Lugares que têm dispensários de maconha registram uma média de 30% menos mortes relacionadas a opioides em comparação com lugares sem lojas abertas, sugerindo um efeito de substituição de remédios prescritos e heroína por tratamentos à base de plantas, de acordo com uma nova análise de dados.
Em um artigo do Washington Post publicado recentemente, o estudante de economia da Universidade de Harvard, Julien Berman, usou dados da Universidade de Michigan que identificam os locais dos dispensários em nível de condado para comparar tendências de overdose de opioides ao longo de 10 anos em jurisdições onde a maconha se tornou legalmente disponível em comparação àquelas sem acesso regulamentado.
“A teoria é simples: tornar a cannabis mais disponível — e reduzir seu custo — poderia induzir as pessoas a trocar os opioides, que são extremamente perigosos, pela maconha, uma alternativa significativamente mais segura”, disse Berman. “Usuários de opioides que buscam alívio da dor podem escolher maconha em vez de heroína, especialmente em países onde o uso adulto é legal e o acesso é fácil. E novos usuários em potencial talvez nunca recorressem aos opioides se pudessem obter maconha”.

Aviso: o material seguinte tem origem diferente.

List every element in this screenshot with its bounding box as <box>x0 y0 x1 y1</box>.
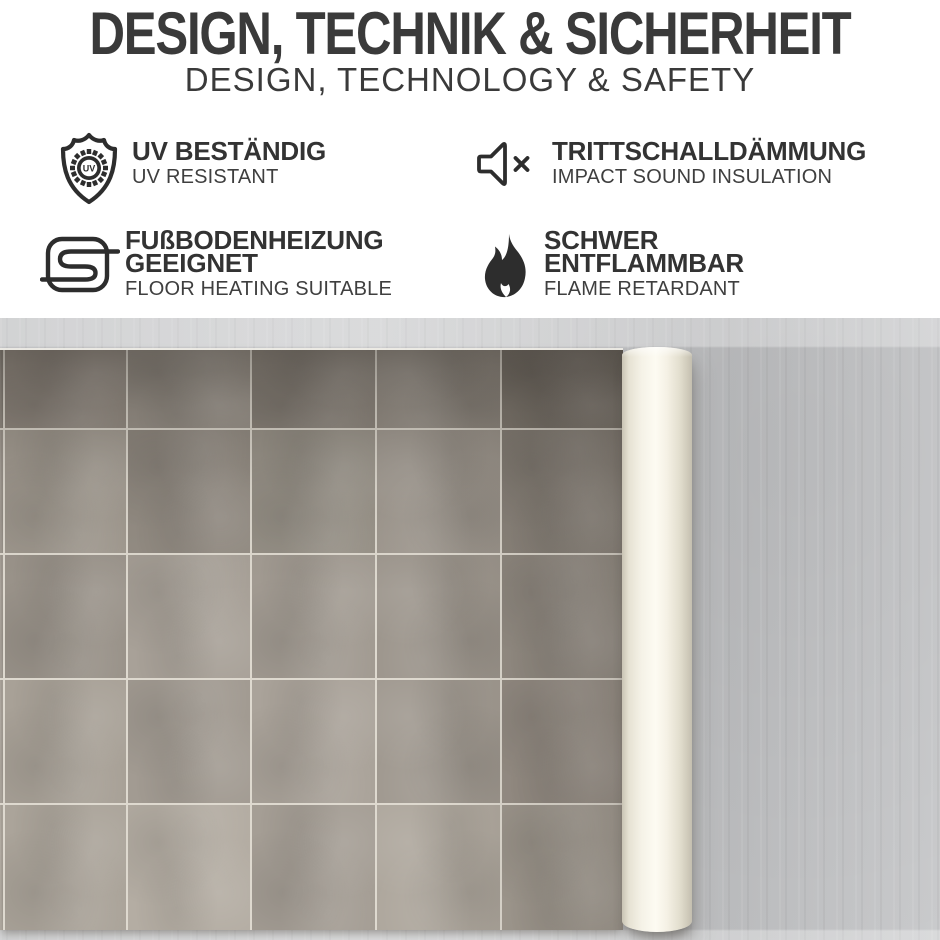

Outros fatores foram levados em consideração para respaldar a conclusão, incluindo comparações de taxas de mortalidade por opioides em condados dentro de um estado legal, onde alguns permitem que os varejistas operem e outros optaram por não o fazer.
“Esse tipo de variação ajuda a descartar outras mudanças em nível estadual, como o acesso expandido à naloxona — um medicamento que pode reverter os efeitos de uma overdose — como a principal causa da queda nas mortes”, disse Berman.

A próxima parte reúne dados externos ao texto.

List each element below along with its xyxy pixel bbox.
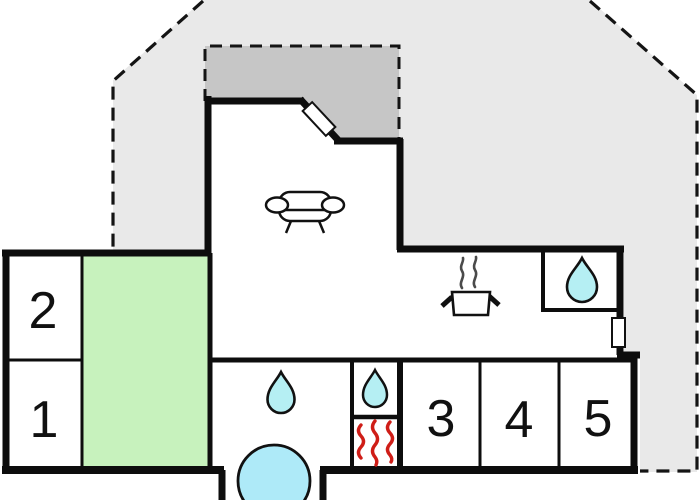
window-icon	[612, 318, 625, 347]
room-label-1: 1	[30, 391, 59, 449]
sofa-armrest-left	[266, 198, 288, 213]
room-label-5: 5	[584, 390, 613, 448]
room-label-3: 3	[427, 390, 456, 448]
sofa-armrest-right	[322, 198, 344, 213]
floor-plan-canvas: 2 1 3 4 5	[0, 0, 700, 500]
green-room	[82, 252, 210, 470]
pot-body	[452, 292, 490, 315]
room-label-2: 2	[29, 282, 58, 340]
floor-plan: 2 1 3 4 5	[0, 0, 700, 500]
room-label-4: 4	[505, 391, 534, 449]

Em média, as taxas de mortalidade por opioides após a criação de dispensários de maconha diminuíram mais acentuadamente nos anos imediatamente posteriores à abertura, em comparação com os condados sem acesso à planta. Mas, do quinto ao décimo ano, o efeito é mais acentuado, com uma taxa média de 27% menos mortes por opioides em jurisdições que mantêm lojas de maconha após uma década.
A análise apresenta algumas limitações, incluindo desafios com o “enorme número de registros comerciais confusos” mantidos no conjunto de dados da Universidade de Michigan, que podem ter identificado erroneamente certas empresas. E é possível que os condados avaliados tenham implementado separadamente outros programas para lidar com o uso de opioides durante o período estudado, observou Berman.
“Ainda assim, o fato de a queda nas mortes aparecer logo após a abertura do primeiro dispensário — e não antes — sugere fortemente que os usuários de opioides estão migrando para a maconha, pelo menos o suficiente para parar de sofrer uma overdose”, escreveu ele.
Ele acrescentou que, embora estudos tenham mostrado que a maconha não é totalmente inofensiva, ela é “muito mais segura que a heroína”.
“É indiscutivelmente mais seguro do que álcool. Se o dispensário da esquina conseguir tirar as pessoas dos opioides, a saúde pública sai ganhando — mesmo que o uso geral de maconha aumente”, disse ele.